As atribuições cognitivas alegadamente sustentam o ódio através de julgamentos morais de que o outro odiado é mau. Pesquisas sugerem que o ódio pode servir como um mecanismo de auto-protecção que mascara inseguranças resultantes do sentimento de impotência e fraqueza, oferecendo protecção psicológica.

O ódio é às vezes a reação às pessoas que amamos e nas quais nos investimos, que se manifesta quando um acordo que era vital para a manutenção do relacionamento é quebrado, como a separação.

Mas o que acontece quando o ódio não diminui após um período de tempo? Pode servir como uma forma bizarra de apego? Pode até servir como uma tentativa de manter um vínculo (não importa quão disfuncionalmente) com um antigo ente querido – por exemplo, através de ruminação, perseguição ou comportamento abusivo?

Este apego de ódio peculiar e contínuo a um parceiro anterior causa sérios problemas em nossa sociedade. Em 2015, houve 23.063 divórcios na Austrália, envolvendo 42.303 crianças.

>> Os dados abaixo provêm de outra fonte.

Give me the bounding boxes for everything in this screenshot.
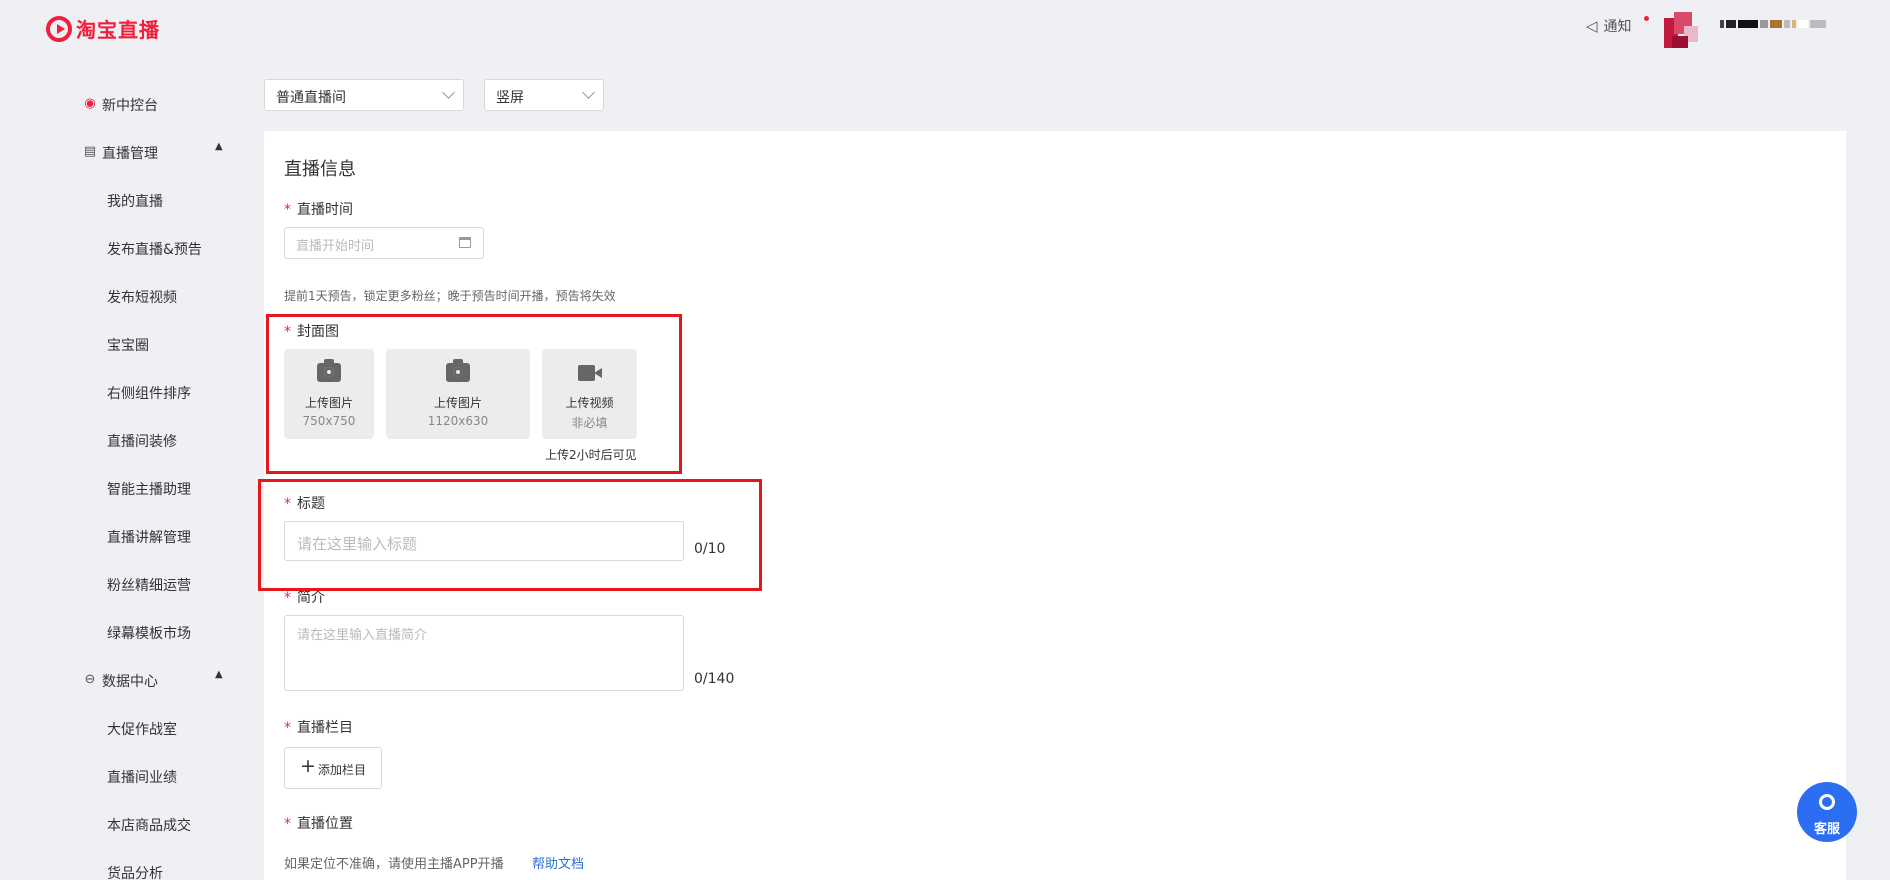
sidebar-item-label: 新中控台	[102, 98, 158, 114]
sidebar-item-label: 右侧组件排序	[107, 386, 191, 402]
location-label: * 直播位置	[284, 816, 353, 832]
customer-service-button[interactable]: 客服	[1797, 782, 1857, 842]
sidebar-item-label: 绿幕模板市场	[107, 626, 191, 642]
sidebar-item-publish-live[interactable]: 发布直播&预告	[0, 224, 260, 272]
sidebar-item-explanation-management[interactable]: 直播讲解管理	[0, 512, 260, 560]
sidebar-group-live-management[interactable]: ▤ 直播管理 ▲	[0, 128, 260, 176]
required-mark: *	[284, 590, 291, 606]
sidebar-group-label: 直播管理	[102, 146, 158, 162]
sidebar-item-label: 直播间装修	[107, 434, 177, 450]
sidebar-item-label: 发布短视频	[107, 290, 177, 306]
highlight-box-title	[258, 479, 762, 591]
notification-dot	[1644, 16, 1649, 21]
sidebar-item-label: 直播讲解管理	[107, 530, 191, 546]
add-column-label: 添加栏目	[318, 763, 367, 777]
intro-counter: 0/140	[694, 671, 735, 687]
sidebar-item-label: 大促作战室	[107, 722, 177, 738]
avatar[interactable]	[1664, 10, 1702, 50]
document-icon: ▤	[83, 144, 97, 159]
sidebar-item-label: 货品分析	[107, 866, 163, 880]
live-logo-icon: ◉	[84, 96, 96, 111]
required-mark: *	[284, 720, 291, 736]
sidebar-group-label: 数据中心	[102, 674, 158, 690]
sidebar-item-label: 我的直播	[107, 194, 163, 210]
sidebar-item-new-console[interactable]: ◉ 新中控台	[0, 80, 260, 128]
intro-placeholder: 请在这里输入直播简介	[297, 628, 428, 643]
sidebar-item-baby-circle[interactable]: 宝宝圈	[0, 320, 260, 368]
sidebar-item-label: 发布直播&预告	[107, 242, 202, 258]
sidebar-item-goods-analysis[interactable]: 货品分析	[0, 848, 260, 880]
sidebar-item-smart-assistant[interactable]: 智能主播助理	[0, 464, 260, 512]
calendar-icon	[459, 237, 471, 248]
sidebar-item-publish-short-video[interactable]: 发布短视频	[0, 272, 260, 320]
sidebar-item-label: 直播间业绩	[107, 770, 177, 786]
sidebar-item-my-live[interactable]: 我的直播	[0, 176, 260, 224]
megaphone-icon: ◁	[1586, 17, 1598, 35]
orientation-select[interactable]: 竖屏	[484, 79, 604, 111]
live-time-label: * 直播时间	[284, 202, 353, 218]
customer-service-label: 客服	[1813, 822, 1840, 837]
sidebar-item-fan-operations[interactable]: 粉丝精细运营	[0, 560, 260, 608]
sidebar-item-room-decoration[interactable]: 直播间装修	[0, 416, 260, 464]
sidebar-item-green-screen-market[interactable]: 绿幕模板市场	[0, 608, 260, 656]
panel-title: 直播信息	[284, 159, 356, 180]
help-doc-link[interactable]: 帮助文档	[532, 853, 584, 872]
room-type-value: 普通直播间	[276, 90, 346, 106]
live-start-time-placeholder: 直播开始时间	[296, 239, 375, 254]
sidebar-item-label: 宝宝圈	[107, 338, 149, 354]
orientation-value: 竖屏	[496, 90, 524, 106]
sidebar-item-store-sales[interactable]: 本店商品成交	[0, 800, 260, 848]
chevron-up-icon: ▲	[215, 669, 223, 680]
live-start-time-picker[interactable]: 直播开始时间	[284, 227, 484, 259]
required-mark: *	[284, 202, 291, 218]
required-mark: *	[284, 816, 291, 832]
add-column-button[interactable]: + 添加栏目	[284, 747, 382, 789]
preview-hint: 提前1天预告，锁定更多粉丝；晚于预告时间开播，预告将失效	[284, 289, 616, 303]
sidebar-item-label: 智能主播助理	[107, 482, 191, 498]
live-logo-icon	[46, 15, 72, 42]
brand-logo[interactable]: 淘宝直播	[46, 14, 160, 43]
sidebar-item-war-room[interactable]: 大促作战室	[0, 704, 260, 752]
intro-textarea[interactable]: 请在这里输入直播简介	[284, 615, 684, 691]
sidebar-item-widget-order[interactable]: 右侧组件排序	[0, 368, 260, 416]
notification-button[interactable]: ◁ 通知	[1586, 16, 1649, 36]
location-hint: 如果定位不准确，请使用主播APP开播	[284, 857, 504, 872]
room-type-select[interactable]: 普通直播间	[264, 79, 464, 111]
column-label: * 直播栏目	[284, 720, 353, 736]
data-center-icon: ⊖	[84, 672, 96, 687]
plus-icon: +	[300, 755, 316, 777]
sidebar-item-label: 本店商品成交	[107, 818, 191, 834]
sidebar-item-label: 粉丝精细运营	[107, 578, 191, 594]
chevron-down-icon	[582, 86, 595, 99]
user-name-masked[interactable]	[1720, 20, 1826, 30]
highlight-box-cover	[266, 314, 682, 474]
notification-label: 通知	[1603, 19, 1632, 35]
headset-icon	[1819, 794, 1835, 810]
top-bar: 淘宝直播 ◁ 通知	[0, 0, 1890, 56]
sidebar-item-room-performance[interactable]: 直播间业绩	[0, 752, 260, 800]
brand-name: 淘宝直播	[76, 18, 160, 42]
chevron-down-icon	[442, 86, 455, 99]
sidebar-group-data-center[interactable]: ⊖ 数据中心 ▲	[0, 656, 260, 704]
chevron-up-icon: ▲	[215, 141, 223, 152]
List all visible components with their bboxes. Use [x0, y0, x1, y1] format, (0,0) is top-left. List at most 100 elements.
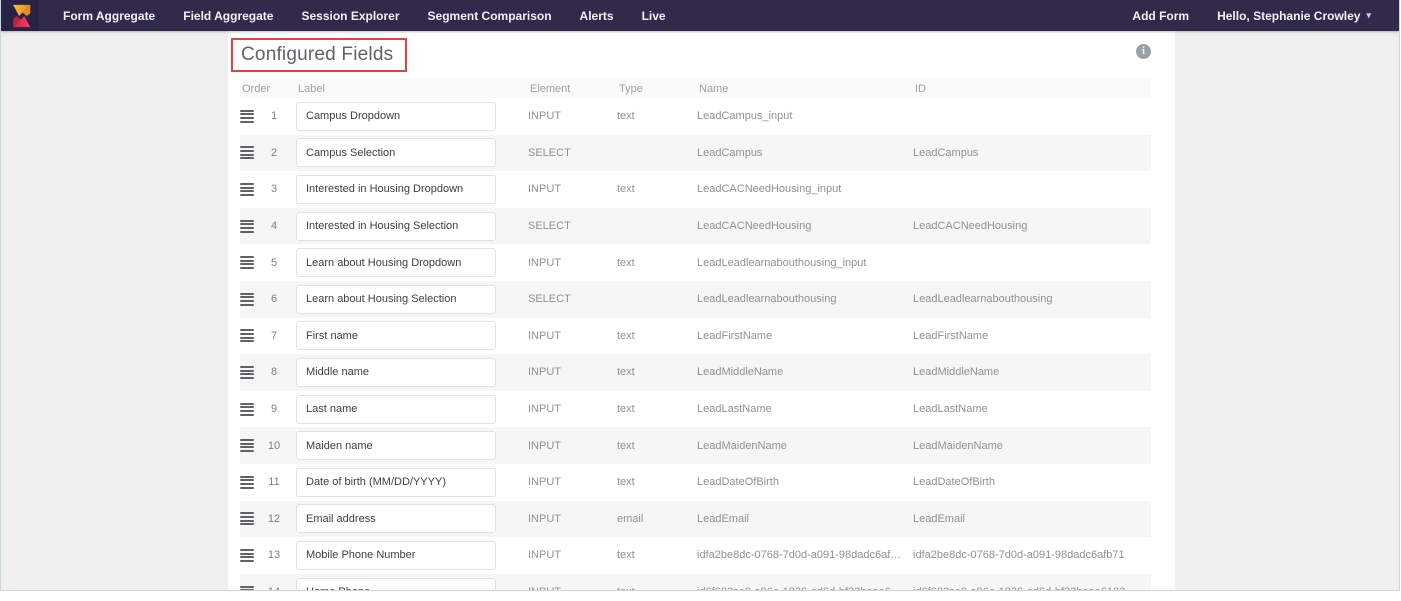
- drag-handle-icon[interactable]: [240, 366, 254, 379]
- column-header-name: Name: [697, 83, 913, 95]
- info-icon[interactable]: i: [1136, 44, 1151, 59]
- id-value: id6f603ce0-a96e-1836-ed6d-bf23beaa6103: [913, 586, 1151, 591]
- drag-handle-icon[interactable]: [240, 586, 254, 591]
- id-value: LeadLeadlearnabouthousing: [913, 293, 1151, 305]
- name-value: LeadCACNeedHousing_input: [697, 183, 913, 195]
- chevron-down-icon: ▾: [1366, 10, 1371, 21]
- nav-menu: Form Aggregate Field Aggregate Session E…: [49, 0, 680, 31]
- column-header-label: Label: [296, 83, 528, 95]
- add-form-button[interactable]: Add Form: [1118, 0, 1203, 31]
- id-value: LeadLastName: [913, 403, 1151, 415]
- order-number: 4: [258, 220, 296, 232]
- nav-item-alerts[interactable]: Alerts: [566, 0, 628, 31]
- drag-handle-icon[interactable]: [240, 293, 254, 306]
- table-row: 5 INPUT text LeadLeadlearnabouthousing_i…: [240, 244, 1151, 281]
- id-value: idfa2be8dc-0768-7d0d-a091-98dadc6afb71: [913, 549, 1151, 561]
- label-input[interactable]: [296, 285, 496, 314]
- drag-handle-icon[interactable]: [240, 476, 254, 489]
- top-nav: Form Aggregate Field Aggregate Session E…: [1, 0, 1399, 31]
- user-greeting: Hello, Stephanie Crowley: [1217, 9, 1360, 23]
- nav-item-segment-comparison[interactable]: Segment Comparison: [414, 0, 566, 31]
- element-value: INPUT: [528, 586, 617, 591]
- element-value: INPUT: [528, 110, 617, 122]
- table-row: 6 SELECT LeadLeadlearnabouthousing LeadL…: [240, 281, 1151, 318]
- name-value: LeadDateOfBirth: [697, 476, 913, 488]
- nav-right: Add Form Hello, Stephanie Crowley ▾: [1118, 0, 1399, 31]
- column-header-id: ID: [913, 83, 1151, 95]
- order-number: 5: [258, 257, 296, 269]
- label-input[interactable]: [296, 504, 496, 533]
- type-value: text: [617, 366, 697, 378]
- name-value: LeadMaidenName: [697, 440, 913, 452]
- label-input[interactable]: [296, 321, 496, 350]
- table-row: 7 INPUT text LeadFirstName LeadFirstName: [240, 318, 1151, 355]
- label-input[interactable]: [296, 138, 496, 167]
- element-value: INPUT: [528, 366, 617, 378]
- label-input[interactable]: [296, 431, 496, 460]
- nav-item-field-aggregate[interactable]: Field Aggregate: [169, 0, 287, 31]
- order-number: 2: [258, 147, 296, 159]
- type-value: text: [617, 257, 697, 269]
- page-title: Configured Fields: [241, 44, 393, 66]
- order-number: 1: [258, 110, 296, 122]
- drag-handle-icon[interactable]: [240, 256, 254, 269]
- label-input[interactable]: [296, 578, 496, 591]
- nav-item-session-explorer[interactable]: Session Explorer: [287, 0, 413, 31]
- label-input[interactable]: [296, 468, 496, 497]
- nav-item-live[interactable]: Live: [628, 0, 680, 31]
- name-value: LeadLeadlearnabouthousing: [697, 293, 913, 305]
- nav-item-form-aggregate[interactable]: Form Aggregate: [49, 0, 169, 31]
- content-panel: Configured Fields i Order Label Element …: [228, 31, 1175, 591]
- label-input[interactable]: [296, 102, 496, 131]
- drag-handle-icon[interactable]: [240, 512, 254, 525]
- table-row: 3 INPUT text LeadCACNeedHousing_input: [240, 171, 1151, 208]
- label-input[interactable]: [296, 541, 496, 570]
- drag-handle-icon[interactable]: [240, 329, 254, 342]
- type-value: email: [617, 513, 697, 525]
- name-value: LeadEmail: [697, 513, 913, 525]
- drag-handle-icon[interactable]: [240, 403, 254, 416]
- label-input[interactable]: [296, 395, 496, 424]
- table-row: 9 INPUT text LeadLastName LeadLastName: [240, 391, 1151, 428]
- element-value: INPUT: [528, 513, 617, 525]
- element-value: INPUT: [528, 549, 617, 561]
- order-number: 11: [258, 476, 296, 488]
- element-value: INPUT: [528, 330, 617, 342]
- table-row: 11 INPUT text LeadDateOfBirth LeadDateOf…: [240, 464, 1151, 501]
- zuko-logo[interactable]: [1, 0, 39, 31]
- label-input[interactable]: [296, 212, 496, 241]
- name-value: LeadFirstName: [697, 330, 913, 342]
- page-background: Configured Fields i Order Label Element …: [1, 31, 1399, 591]
- name-value: LeadLastName: [697, 403, 913, 415]
- id-value: LeadMiddleName: [913, 366, 1151, 378]
- name-value: LeadCACNeedHousing: [697, 220, 913, 232]
- drag-handle-icon[interactable]: [240, 549, 254, 562]
- table-row: 10 INPUT text LeadMaidenName LeadMaidenN…: [240, 427, 1151, 464]
- drag-handle-icon[interactable]: [240, 439, 254, 452]
- drag-handle-icon[interactable]: [240, 110, 254, 123]
- order-number: 14: [258, 586, 296, 591]
- label-input[interactable]: [296, 358, 496, 387]
- drag-handle-icon[interactable]: [240, 146, 254, 159]
- table-row: 8 INPUT text LeadMiddleName LeadMiddleNa…: [240, 354, 1151, 391]
- table-header: Order Label Element Type Name ID: [240, 79, 1151, 98]
- type-value: text: [617, 586, 697, 591]
- element-value: INPUT: [528, 183, 617, 195]
- order-number: 13: [258, 549, 296, 561]
- id-value: LeadFirstName: [913, 330, 1151, 342]
- user-menu[interactable]: Hello, Stephanie Crowley ▾: [1203, 0, 1385, 31]
- table-row: 2 SELECT LeadCampus LeadCampus: [240, 135, 1151, 172]
- type-value: text: [617, 183, 697, 195]
- drag-handle-icon[interactable]: [240, 220, 254, 233]
- type-value: text: [617, 403, 697, 415]
- name-value: LeadLeadlearnabouthousing_input: [697, 257, 913, 269]
- order-number: 3: [258, 183, 296, 195]
- name-value: idfa2be8dc-0768-7d0d-a091-98dadc6afb71: [697, 549, 913, 561]
- label-input[interactable]: [296, 175, 496, 204]
- drag-handle-icon[interactable]: [240, 183, 254, 196]
- label-input[interactable]: [296, 248, 496, 277]
- table-row: 12 INPUT email LeadEmail LeadEmail: [240, 501, 1151, 538]
- table-row: 14 INPUT text id6f603ce0-a96e-1836-ed6d-…: [240, 574, 1151, 591]
- name-value: LeadMiddleName: [697, 366, 913, 378]
- browser-viewport: Form Aggregate Field Aggregate Session E…: [0, 0, 1400, 591]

Com a maioria dos pais capazes de passar da separação, aproximadamente 10% a 15% permanecem entrincheirados em conflito.

Esta minoria consome cerca de 90% dos recursos do tribunal, e pode envolver litígio, retenção de crianças, denigração, envolvimento da protecção da criança ou outros serviços de apoio familiar relacionados, retenção de recursos financeiros e dificuldades na parentalidade partilhada.

O que o ódio faz no momento da separação é claro – o objectivo principal de manter o ódio para além do que é desconhecido.

Uma coisa que sabemos é que pouco de bom vem do ódio. Na maioria das vezes resulta em uma situação de perda. Ou, como Martin Luther King observou mais eloquentemente:

O ódio é tão prejudicial para o ódio quanto para o ódio. Como um câncer não controlado, o ódio corrói a personalidade… O ódio é um fardo demasiado grande para suportar.

Deixe uma resposta

O seu endereço de email não será publicado.